Skip to content

Incident Actions

Actions for integration with incident management systems. Supports PagerDuty and OpsGenie.

PagerDutyAction

Creates and manages incidents through the PagerDuty Events API v2.

Configuration (PagerDutyConfig)

Property Type Default Description
routing_key str "" Events API v2 routing key (Integration Key)
severity str "error" Default severity: critical, error, warning, info
auto_severity bool True Automatic severity mapping based on validation results
component str "data-quality" Component name
group str "truthound" Logical group
class_type str "validation" Incident class/type
custom_details dict {} Additional custom details
dedup_key_template str "{checkpoint}_{data_asset}" Deduplication key template
resolve_on_success bool True Automatically resolve incident on success
api_endpoint str "https://events.pagerduty.com/v2/enqueue" API endpoint
notify_on str "failure_or_error" Execution condition

Usage Examples

from truthound.checkpoint.actions import PagerDutyAction

# Basic usage
action = PagerDutyAction(
    routing_key="${PAGERDUTY_ROUTING_KEY}",
    auto_severity=True,
    resolve_on_success=True,
)

# Detailed configuration
action = PagerDutyAction(
    routing_key="${PAGERDUTY_ROUTING_KEY}",
    severity="critical",  # Used when auto_severity=False
    auto_severity=False,
    component="production-etl",
    group="data-platform",
    class_type="data-quality-validation",
    custom_details={
        "team": "data-engineering",
        "runbook": "https://wiki.example.com/dq-runbook",
    },
    resolve_on_success=True,
    notify_on="failure_or_error",
)

# Custom deduplication key
action = PagerDutyAction(
    routing_key="...",
    dedup_key_template="{checkpoint}_{data_asset}_{run_id}",  # Separate incident per execution
)

auto_severity Mapping

When auto_severity=True, PagerDuty severity mapping based on validation results:

Condition PagerDuty Severity
critical_issues > 0 critical
high_issues > 0 error
medium_issues > 0 warning
Otherwise info

Incident Lifecycle

  1. Trigger: Creates incident on validation failure
  2. Dedup: Prevents duplicate incidents with the same dedup_key
  3. Resolve: Automatically resolves when resolve_on_success=True and validation succeeds
# Example flow
# 1. First run - failure → Create incident
# 2. Second run - failure → Update existing incident (same dedup_key)
# 3. Third run - success → Resolve incident

Payload Example

{
  "routing_key": "xxx",
  "event_action": "trigger",
  "dedup_key": "daily_data_validation_users.csv",
  "payload": {
    "summary": "Data quality failure for 'daily_data_validation' on users.csv - 150 issues found (5 critical)",
    "severity": "critical",
    "source": "users.csv",
    "component": "data-quality",
    "group": "truthound",
    "class": "validation",
    "timestamp": "2024-01-15T12:00:00",
    "custom_details": {
      "checkpoint": "daily_data_validation",
      "run_id": "20240115_120000",
      "status": "failure",
      "data_asset": "users.csv",
      "statistics": {
        "total_issues": 150,
        "critical": 5,
        "high": 25,
        "medium": 70,
        "low": 50,
        "pass_rate": "85.0%"
      }
    }
  }
}

OpsGenieAction

Creates and manages alerts through the OpsGenie Alert API.

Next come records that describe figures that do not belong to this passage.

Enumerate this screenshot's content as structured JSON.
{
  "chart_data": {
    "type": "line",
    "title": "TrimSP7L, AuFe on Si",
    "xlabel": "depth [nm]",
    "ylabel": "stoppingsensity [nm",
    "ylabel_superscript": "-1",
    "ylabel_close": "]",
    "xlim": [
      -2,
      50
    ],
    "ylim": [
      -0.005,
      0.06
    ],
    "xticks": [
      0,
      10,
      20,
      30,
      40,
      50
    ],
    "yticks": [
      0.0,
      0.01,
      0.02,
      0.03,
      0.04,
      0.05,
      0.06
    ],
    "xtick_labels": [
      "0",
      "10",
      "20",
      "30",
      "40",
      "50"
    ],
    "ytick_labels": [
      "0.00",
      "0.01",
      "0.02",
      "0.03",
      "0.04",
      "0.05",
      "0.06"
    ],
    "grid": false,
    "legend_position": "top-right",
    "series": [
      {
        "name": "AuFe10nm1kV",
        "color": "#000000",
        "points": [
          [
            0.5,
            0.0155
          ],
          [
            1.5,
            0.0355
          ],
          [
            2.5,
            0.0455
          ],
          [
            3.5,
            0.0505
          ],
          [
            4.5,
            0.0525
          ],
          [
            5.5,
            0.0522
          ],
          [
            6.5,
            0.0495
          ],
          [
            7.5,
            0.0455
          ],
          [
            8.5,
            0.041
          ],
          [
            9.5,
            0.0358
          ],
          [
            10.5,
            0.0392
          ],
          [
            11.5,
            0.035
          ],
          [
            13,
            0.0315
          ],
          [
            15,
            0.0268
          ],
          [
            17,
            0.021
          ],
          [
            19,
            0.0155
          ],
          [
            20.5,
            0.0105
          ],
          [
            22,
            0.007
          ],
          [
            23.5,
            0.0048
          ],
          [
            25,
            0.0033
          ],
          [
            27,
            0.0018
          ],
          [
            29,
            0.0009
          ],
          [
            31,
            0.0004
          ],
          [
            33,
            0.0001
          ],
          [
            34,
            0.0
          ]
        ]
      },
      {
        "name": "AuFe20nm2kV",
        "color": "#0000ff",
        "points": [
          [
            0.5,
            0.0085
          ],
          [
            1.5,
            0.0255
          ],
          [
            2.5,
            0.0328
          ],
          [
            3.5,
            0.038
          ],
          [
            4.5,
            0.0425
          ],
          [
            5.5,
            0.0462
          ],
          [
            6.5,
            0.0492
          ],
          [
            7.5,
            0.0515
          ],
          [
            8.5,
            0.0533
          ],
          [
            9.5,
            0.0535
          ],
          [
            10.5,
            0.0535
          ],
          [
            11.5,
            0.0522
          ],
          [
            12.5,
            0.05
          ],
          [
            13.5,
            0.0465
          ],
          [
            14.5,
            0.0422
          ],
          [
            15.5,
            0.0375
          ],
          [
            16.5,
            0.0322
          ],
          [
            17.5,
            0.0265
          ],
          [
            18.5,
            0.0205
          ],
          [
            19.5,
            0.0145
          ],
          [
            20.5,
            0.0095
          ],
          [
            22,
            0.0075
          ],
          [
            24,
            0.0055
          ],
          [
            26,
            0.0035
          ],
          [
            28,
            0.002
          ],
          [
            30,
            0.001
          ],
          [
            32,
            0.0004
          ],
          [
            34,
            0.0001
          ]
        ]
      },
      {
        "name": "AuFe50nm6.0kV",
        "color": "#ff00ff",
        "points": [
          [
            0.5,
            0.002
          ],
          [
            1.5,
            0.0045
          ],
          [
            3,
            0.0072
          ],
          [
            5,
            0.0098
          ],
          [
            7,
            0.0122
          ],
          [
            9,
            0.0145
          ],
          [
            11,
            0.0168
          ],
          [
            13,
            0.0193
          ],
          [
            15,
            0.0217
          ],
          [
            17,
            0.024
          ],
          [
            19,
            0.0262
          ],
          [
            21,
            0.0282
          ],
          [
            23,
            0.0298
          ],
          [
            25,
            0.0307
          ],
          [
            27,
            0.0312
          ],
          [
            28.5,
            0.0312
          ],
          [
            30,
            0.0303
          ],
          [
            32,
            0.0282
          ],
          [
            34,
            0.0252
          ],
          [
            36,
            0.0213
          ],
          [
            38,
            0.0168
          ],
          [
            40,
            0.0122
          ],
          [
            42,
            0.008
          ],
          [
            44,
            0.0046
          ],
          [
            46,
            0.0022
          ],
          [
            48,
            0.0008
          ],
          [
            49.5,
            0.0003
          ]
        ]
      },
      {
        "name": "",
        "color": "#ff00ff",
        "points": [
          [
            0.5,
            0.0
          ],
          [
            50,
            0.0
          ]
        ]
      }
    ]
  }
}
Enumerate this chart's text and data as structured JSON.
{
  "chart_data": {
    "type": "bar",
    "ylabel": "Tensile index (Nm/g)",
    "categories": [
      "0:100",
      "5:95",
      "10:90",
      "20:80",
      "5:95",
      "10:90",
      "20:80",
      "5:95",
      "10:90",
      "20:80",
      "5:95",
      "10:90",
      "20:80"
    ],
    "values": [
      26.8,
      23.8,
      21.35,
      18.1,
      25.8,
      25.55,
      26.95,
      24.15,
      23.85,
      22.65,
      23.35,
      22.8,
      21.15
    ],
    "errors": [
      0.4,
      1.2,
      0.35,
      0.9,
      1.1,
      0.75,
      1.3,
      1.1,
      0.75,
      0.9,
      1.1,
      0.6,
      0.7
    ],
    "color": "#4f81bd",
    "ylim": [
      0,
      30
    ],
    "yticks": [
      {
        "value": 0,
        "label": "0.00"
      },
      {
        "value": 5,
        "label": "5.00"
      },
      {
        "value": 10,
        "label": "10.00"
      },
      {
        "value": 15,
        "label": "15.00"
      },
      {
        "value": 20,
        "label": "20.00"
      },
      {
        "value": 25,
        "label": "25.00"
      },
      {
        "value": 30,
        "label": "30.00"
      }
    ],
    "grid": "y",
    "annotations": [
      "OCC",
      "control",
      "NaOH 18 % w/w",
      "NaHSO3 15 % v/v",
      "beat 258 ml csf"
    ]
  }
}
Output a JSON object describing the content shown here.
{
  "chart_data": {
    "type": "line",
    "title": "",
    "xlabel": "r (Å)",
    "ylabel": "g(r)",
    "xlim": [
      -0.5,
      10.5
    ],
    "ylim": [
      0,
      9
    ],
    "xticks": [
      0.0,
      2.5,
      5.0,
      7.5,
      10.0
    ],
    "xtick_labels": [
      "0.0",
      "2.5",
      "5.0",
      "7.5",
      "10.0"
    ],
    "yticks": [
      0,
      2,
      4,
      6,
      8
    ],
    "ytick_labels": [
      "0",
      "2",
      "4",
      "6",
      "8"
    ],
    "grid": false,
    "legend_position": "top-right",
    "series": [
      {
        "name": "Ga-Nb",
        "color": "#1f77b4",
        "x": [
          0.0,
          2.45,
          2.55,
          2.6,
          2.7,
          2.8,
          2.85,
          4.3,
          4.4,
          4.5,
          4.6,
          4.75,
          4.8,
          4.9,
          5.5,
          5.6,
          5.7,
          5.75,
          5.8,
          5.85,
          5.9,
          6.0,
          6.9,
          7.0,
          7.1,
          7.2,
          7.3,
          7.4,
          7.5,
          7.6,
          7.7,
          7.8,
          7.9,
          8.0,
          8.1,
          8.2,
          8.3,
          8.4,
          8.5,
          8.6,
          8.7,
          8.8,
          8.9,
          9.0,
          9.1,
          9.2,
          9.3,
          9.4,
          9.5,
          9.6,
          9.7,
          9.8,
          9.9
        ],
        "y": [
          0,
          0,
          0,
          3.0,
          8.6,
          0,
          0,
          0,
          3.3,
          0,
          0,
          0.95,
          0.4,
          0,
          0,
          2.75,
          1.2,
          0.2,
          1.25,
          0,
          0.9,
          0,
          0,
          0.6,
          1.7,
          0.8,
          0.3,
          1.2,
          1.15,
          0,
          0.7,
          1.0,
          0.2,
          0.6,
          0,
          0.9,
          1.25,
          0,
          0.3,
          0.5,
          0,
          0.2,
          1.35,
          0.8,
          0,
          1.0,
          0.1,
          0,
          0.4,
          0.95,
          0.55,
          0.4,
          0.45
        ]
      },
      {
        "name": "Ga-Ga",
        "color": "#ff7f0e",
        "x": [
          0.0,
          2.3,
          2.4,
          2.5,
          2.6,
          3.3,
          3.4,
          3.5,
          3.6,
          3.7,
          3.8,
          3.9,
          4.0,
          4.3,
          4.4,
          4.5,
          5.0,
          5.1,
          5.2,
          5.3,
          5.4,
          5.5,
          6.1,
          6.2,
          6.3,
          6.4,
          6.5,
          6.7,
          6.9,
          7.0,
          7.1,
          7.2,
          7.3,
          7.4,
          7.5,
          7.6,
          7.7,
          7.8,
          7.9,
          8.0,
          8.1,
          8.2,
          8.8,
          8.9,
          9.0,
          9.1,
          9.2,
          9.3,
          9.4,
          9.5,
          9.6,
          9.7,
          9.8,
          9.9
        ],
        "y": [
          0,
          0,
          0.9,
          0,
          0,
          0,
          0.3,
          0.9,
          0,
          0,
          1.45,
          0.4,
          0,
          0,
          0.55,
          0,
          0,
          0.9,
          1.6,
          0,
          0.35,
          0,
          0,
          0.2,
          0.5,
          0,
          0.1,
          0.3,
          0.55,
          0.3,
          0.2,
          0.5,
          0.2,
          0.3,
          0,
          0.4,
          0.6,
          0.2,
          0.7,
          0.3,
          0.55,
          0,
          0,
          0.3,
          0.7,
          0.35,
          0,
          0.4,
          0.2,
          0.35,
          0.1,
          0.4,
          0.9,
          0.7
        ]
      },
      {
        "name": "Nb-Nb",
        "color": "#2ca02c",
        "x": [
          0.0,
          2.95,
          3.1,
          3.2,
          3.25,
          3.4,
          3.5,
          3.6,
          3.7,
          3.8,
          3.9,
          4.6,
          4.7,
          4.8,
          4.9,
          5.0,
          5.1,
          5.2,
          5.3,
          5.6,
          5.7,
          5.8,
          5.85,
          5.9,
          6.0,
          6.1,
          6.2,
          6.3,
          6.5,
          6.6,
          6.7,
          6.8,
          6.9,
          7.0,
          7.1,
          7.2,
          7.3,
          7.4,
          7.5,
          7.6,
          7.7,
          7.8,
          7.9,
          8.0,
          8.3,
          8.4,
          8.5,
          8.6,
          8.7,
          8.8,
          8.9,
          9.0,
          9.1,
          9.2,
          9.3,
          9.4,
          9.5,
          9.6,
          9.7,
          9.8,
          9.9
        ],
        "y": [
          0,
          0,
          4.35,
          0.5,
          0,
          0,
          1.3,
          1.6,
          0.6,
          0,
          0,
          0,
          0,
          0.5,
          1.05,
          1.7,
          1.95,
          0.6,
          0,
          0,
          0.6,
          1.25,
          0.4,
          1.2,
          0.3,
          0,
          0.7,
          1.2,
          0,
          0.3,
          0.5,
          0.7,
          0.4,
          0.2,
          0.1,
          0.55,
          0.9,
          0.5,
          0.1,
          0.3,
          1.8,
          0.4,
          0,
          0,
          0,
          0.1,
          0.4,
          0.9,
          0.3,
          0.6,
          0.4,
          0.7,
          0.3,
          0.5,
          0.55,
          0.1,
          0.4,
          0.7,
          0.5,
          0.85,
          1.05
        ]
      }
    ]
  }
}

Configuration (OpsGenieConfig)

Property Type Default Description
api_key str "" OpsGenie API key
region str "us" Region: us, eu
priority AlertPriority P3 Default priority: P1-P5
auto_priority bool True Automatic priority mapping based on validation results
responders list[Responder] [] List of responders
visible_to list[Responder] [] Alert visibility targets
tags list[str] [] List of tags
actions list[str] [] List of action buttons
alias_template str "{checkpoint}_{data_asset}" Alert alias template (for deduplication)
auto_close_on_success bool True Automatically close on success
notify_on str "failure" Execution condition

Usage Examples

from truthound.checkpoint.actions import OpsGenieAction
from truthound.checkpoint.actions.opsgenie import (
    AlertPriority,
    Responder,
    ResponderType,
)

# Basic usage
action = OpsGenieAction(
    api_key="${OPSGENIE_API_KEY}",
    auto_priority=True,
)

# Responder configuration
action = OpsGenieAction(
    api_key="${OPSGENIE_API_KEY}",
    responders=[
        Responder(type=ResponderType.TEAM, name="data-platform"),
        Responder(type=ResponderType.USER, username="oncall@example.com"),
        Responder(type=ResponderType.ESCALATION, name="data-quality-escalation"),
    ],
    visible_to=[
        Responder(type=ResponderType.TEAM, name="engineering"),
    ],
    priority=AlertPriority.P1,
    auto_priority=False,
    tags=["data-quality", "production", "automated"],
    auto_close_on_success=True,
)

# EU region
action = OpsGenieAction(
    api_key="${OPSGENIE_API_KEY}",
    region="eu",  # Uses api.eu.opsgenie.com
)

auto_priority Mapping

When auto_priority=True, OpsGenie priority mapping based on validation results:

Condition OpsGenie Priority
critical_issues > 0 P1 (Critical)
high_issues > 0 P2 (High)
medium_issues > 0 P3 (Moderate)
low_issues > 0 P4 (Low)
Otherwise P5 (Informational)

Responder Types

class ResponderType(str, Enum):
    TEAM = "team"              # Team
    USER = "user"              # User (username)
    ESCALATION = "escalation"  # Escalation policy
    SCHEDULE = "schedule"      # Schedule

Factory Functions

from truthound.checkpoint.actions.opsgenie import (
    create_opsgenie_action,
    create_critical_alert,
    create_team_alert,
)

# Create critical alert
action = create_critical_alert(
    api_key="${OPSGENIE_API_KEY}",
    team="data-platform",
    escalation_policy="data-quality-escalation",
)

# Create team alert
action = create_team_alert(
    api_key="${OPSGENIE_API_KEY}",
    team="data-platform",
)

YAML Configuration Example

actions:
  # PagerDuty
  - type: pagerduty
    routing_key: ${PAGERDUTY_ROUTING_KEY}
    auto_severity: true
    resolve_on_success: true
    component: production-etl
    group: data-platform
    notify_on: failure_or_error

  # OpsGenie
  - type: opsgenie
    api_key: ${OPSGENIE_API_KEY}
    region: us
    auto_priority: true
    responders:
      - type: team
        name: data-platform
      - type: user
        username: oncall@example.com
    tags:
      - data-quality
      - production
    auto_close_on_success: true
    notify_on: failure

Comparison: PagerDuty vs OpsGenie

Feature PagerDuty OpsGenie
Incident Creation Events API v2 Alert API
Deduplication dedup_key alias
Auto Resolution event_action: resolve Close Alert API
Priority severity (4 levels) priority (P1-P5)
Responders Escalation policy Team, User, Schedule, Policy
Region Single US, EU